Happy December, food & foraging friends!

I don’t know about you, but these long dark days make me sinfully slothful, and I’ve been sleeping like a bear. I’m usually not much of a television watcher, but I’ve been binging a few shows recently, including Chefs vs. Wild — at last, a food challenge show for foragers! The show pits two teams of chef-foragers against each other in British Columbia, where they fish and forage from the forest and sea to create a five-star, three-course meal over an open fire for the judges. I was psyched to see Alan Bergo, whom I interviewed last year for this piece, win his challenge with oysters with nettles and wild crab hollandaise, lacquered elk ribs, chanterelle-rose-hip conserve and thistle roots, and acorn crepes with huckleberries and alder-smoked pastry cream. Alan writes about his experience on the show in this post.

Yes, the West Coast boast madrone berries, licorice fern and other wild delicacies, but there are plenty of intriguing edibles you can find right in the city. So I enlisted my forager-chef collaborator Julian Fortu to do a mini Chef vs. Urban Wild of our own.

Our original plan, to check a blewit spot I’d discovered a few years back, then pop by the Arboretum for cornelian cherries and end at my community garden for edible weeds was stymied by DC rush hour traffic and the slim window between my end of workday and sunset.

Instead we rooted around with my iPhone as makeshift flashlight before my community garden gates closed, gathering mallow leaves, chickweed, spruce needles, wild onion, wild mint, juniper berries, arugula, and chive and fennel seeds harvested from dried flower heads. Chef Julian’s challenge also meant working with my paltry pantry, though as done in the Chefs vs. Wild show, I gifted him a protein for our entrée, steelhead trout.

An hour later, we were feasting on the trout pan-fried in spruce needles on a bed of pesto made with fennel, wild onion, arugula, sesame seed, mint and macadamia nut, topped with a fluffy chickweed salad dressed with pine infused vinegar with a side of sautéed bok choy and arugula from the garden. The showstopper for me was slow cooked potatoes wrapped in mallow leaves and seasoned with allium seeds and crushed juniper. For dessert, we enjoyed a yuzu meringue ice cream I’d made the night before with chestnuts foraged from Julian’s car and candied – that counts as urban foraging, too, right?

We didn’t have the choicest of ingredients, but managed to have a fine meal with buying a single extra item. Stay tuned – I want to try this again in spring with a group!

       

Left/top: With a mere hour of daylight to scavenge for winter-hardy ingredients, we managed to pull off a delicious, nutritious meal of wild pesto, mallow-wrapped roasted potatoes and pan-fried trout with topped with chickweed salad. Right/bottom: Late fall is the perfect time to harvest dandelion root for peak medicinal benefit. 

 

Alas, I continue to be hamstrung by chronic illness (six months post-COVID, but who’s counting?), so I’ve missed out on hunting for hens and other fall mushrooms. Still, there is a common fall medicinal plant right in every backyard: dandelion roots!

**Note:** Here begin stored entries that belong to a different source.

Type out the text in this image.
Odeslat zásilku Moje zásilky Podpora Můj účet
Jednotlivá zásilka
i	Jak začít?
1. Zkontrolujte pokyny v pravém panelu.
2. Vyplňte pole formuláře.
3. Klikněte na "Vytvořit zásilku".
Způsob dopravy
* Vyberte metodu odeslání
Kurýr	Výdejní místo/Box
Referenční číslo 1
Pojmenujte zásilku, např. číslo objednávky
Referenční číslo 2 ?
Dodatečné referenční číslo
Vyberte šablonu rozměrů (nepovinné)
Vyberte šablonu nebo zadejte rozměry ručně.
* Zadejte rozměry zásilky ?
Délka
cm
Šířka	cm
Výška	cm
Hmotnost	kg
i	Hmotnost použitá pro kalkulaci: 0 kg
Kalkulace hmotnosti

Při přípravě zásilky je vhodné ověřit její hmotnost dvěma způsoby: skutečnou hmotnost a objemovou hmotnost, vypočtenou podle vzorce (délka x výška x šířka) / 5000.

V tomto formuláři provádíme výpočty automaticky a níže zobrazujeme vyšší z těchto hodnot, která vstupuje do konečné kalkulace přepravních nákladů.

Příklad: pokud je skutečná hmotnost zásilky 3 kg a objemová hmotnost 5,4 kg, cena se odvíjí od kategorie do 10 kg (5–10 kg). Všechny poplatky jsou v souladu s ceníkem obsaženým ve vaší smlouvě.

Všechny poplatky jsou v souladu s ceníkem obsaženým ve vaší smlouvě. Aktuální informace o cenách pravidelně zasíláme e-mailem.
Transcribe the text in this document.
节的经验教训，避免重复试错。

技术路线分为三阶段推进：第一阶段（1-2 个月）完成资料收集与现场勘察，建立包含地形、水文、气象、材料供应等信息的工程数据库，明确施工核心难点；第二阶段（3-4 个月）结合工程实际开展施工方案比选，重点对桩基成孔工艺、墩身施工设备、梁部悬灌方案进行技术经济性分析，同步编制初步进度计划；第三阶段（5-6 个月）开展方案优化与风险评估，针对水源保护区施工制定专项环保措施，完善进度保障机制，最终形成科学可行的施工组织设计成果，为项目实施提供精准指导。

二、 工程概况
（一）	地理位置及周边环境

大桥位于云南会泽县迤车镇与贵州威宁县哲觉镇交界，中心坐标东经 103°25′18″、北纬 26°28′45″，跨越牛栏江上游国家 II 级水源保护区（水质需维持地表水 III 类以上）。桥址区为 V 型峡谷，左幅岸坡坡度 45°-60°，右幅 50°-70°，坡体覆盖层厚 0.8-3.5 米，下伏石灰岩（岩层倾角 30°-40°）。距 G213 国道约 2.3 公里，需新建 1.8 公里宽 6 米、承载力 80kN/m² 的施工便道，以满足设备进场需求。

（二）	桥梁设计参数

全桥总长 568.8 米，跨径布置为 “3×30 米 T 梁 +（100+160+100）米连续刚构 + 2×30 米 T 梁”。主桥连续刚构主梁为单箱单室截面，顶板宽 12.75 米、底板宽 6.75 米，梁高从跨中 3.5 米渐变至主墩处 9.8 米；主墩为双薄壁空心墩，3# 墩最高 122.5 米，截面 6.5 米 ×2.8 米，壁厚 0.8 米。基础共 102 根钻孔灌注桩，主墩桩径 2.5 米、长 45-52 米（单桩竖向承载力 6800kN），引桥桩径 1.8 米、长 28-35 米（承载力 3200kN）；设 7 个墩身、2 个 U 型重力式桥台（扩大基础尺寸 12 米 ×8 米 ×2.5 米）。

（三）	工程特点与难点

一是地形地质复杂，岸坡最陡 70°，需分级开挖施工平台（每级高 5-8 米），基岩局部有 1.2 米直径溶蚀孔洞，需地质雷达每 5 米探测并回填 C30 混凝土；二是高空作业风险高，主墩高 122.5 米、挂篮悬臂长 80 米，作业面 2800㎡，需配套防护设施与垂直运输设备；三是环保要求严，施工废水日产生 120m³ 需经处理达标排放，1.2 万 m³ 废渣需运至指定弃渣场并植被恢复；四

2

While we often think of dandelions as a spring thing, their taproots are actually at their most nutritious in late fall. Dandelion root is high in antioxidants and vitamins K, A and C; and can help fight cancer, liver damage and high cholesterol. It can be tinctured, but I decided to dry the roots we dug up from the garden for tea.

Oops: I forgot I had the root choppings in the oven and cranked it up to roast vegetables, and discovered I had toasted it to a crisp rather than lightly dried as planned. Eureka, dandelion root is actually sweet, starchy and downright delicious! It tastes something between a potato and a Jerusalem artichoke. I’m adding this one to my list of top ten foods for the Zombie Apocalypse!

I’ll be spending new years burning off my bad juju of 2022 in the Brazilian Amazon, where I’m sure to encounter some interesting new-to-me wild things… I’ll report back on that in January!

Until then, I hope you have a joyful, restful holiday season. May oyster mushrooms, wood ears and other hardy edibles reward your every winter walk!